Blog Post

Occult-Based Farming Comes of Age

farmers marketOur thanks to "L", who tipped us off to a bizarre farming practice known as biodynamics - a concept invented by the famous occultist, Rudolf Steiner.

In a nutshell, biodynamic farmers believe they can fertilize soil by preparing special concoctions containing herbs such as chamomile, dandelion, yarrow, and oak bark which are stuffed into animal parts such as intestines and stomach linings and then buried in the earth. Mind you, it's not to allow these ingredients to break down and integrate into the soil - it's to "absorb specific cosmic energies."

In this paper by Linda Chalker-Scott, Ph.D. of  Washington State University explains: "The chemical elements contained in these preparations were said to be carriers of 'terrestrial and cosmic forces' and would impart these forces to crops and thus to the humans that consume them."

As you may have already guessed, these processes weren't developed through scientific methodology, but through Steiner's practice of meditation and clairvoyance.

Steiner was an Austrian mystagogue who died in 1925. A self-proclaimed clairvoyant and occult “scientist”, he founded a schismatic branch of Theosophy (an occult-based mysticism that has been condemned by the Church) known as Anthroposophy. Calling it a “spiritual science,” Steiner defined Anthroposophy as “a path of knowledge leading the Spiritual in the human being to the Spiritual in the universe.” Steiner believed people could be trained to allow their higher spiritual self to overcome the material world and come into direct contact with “higher spiritual truths” (the occult). He also believed in reincarnation, karma, gnomes, and a host of other esoteric philosophies.

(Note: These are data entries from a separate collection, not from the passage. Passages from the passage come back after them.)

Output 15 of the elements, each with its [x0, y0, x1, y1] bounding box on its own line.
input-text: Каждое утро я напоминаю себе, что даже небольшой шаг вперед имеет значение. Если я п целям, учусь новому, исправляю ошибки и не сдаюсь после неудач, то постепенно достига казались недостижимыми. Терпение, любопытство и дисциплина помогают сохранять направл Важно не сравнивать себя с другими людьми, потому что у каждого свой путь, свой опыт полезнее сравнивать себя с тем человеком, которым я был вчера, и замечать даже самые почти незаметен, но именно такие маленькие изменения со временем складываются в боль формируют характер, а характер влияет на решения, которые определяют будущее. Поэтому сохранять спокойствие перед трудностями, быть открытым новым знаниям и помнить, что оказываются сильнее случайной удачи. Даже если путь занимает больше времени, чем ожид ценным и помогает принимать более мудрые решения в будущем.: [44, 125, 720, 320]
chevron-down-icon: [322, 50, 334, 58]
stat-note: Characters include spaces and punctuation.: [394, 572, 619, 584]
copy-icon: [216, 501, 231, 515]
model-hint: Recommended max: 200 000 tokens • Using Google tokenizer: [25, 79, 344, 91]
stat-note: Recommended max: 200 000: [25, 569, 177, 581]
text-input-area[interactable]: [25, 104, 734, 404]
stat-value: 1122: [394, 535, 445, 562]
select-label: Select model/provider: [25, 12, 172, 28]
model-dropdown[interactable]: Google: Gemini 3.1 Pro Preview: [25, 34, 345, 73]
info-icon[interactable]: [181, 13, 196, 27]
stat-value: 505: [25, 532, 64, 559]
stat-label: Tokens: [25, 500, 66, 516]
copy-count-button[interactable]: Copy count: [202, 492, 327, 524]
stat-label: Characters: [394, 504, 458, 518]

Rudolf Steiner Rudolf Steiner

Not surprisingly, his bizarre farming methods include other non-scientific practices. "These include the use of cosmic rhythms to schedule various farm activities and nutritional quality 'visualization'," Dr. Chalker-Scott writes. "This latter practice uses legitimate chemical analyses such as chromatography as ways to study the 'etheric' life forces in plants through 'sensitive crystallization' and 'capillary dynamolysis' – techniques that are again not scientifically testable."

Believe it or not, this bizarre concept is catching on with some of the world's most renowned wineries now farming biodynamically!

How can this be?

Chalker-Scott posits that the incorporation of legitimate organic practices into Steiner's original ideas has given many the false impression that biodynamics works.

"Many of these [organic farming] practices – no-till soil preparation, use of compost, polyculture – are effective alternative methods of agriculture," she writes. "These practices often have demonstrated positive effects . . . . Combining beneficial organic practices with the mysticism of biodynamics lends the latter a patina of scientific credibility that is not deserved."

And because many of the research articles that compare biodynamic with conventional agriculture fail to separate the biodynamic preparations from the organic practices – positive results are had and everyone thinks biodynamics works.

The result? We now have occult-based farming.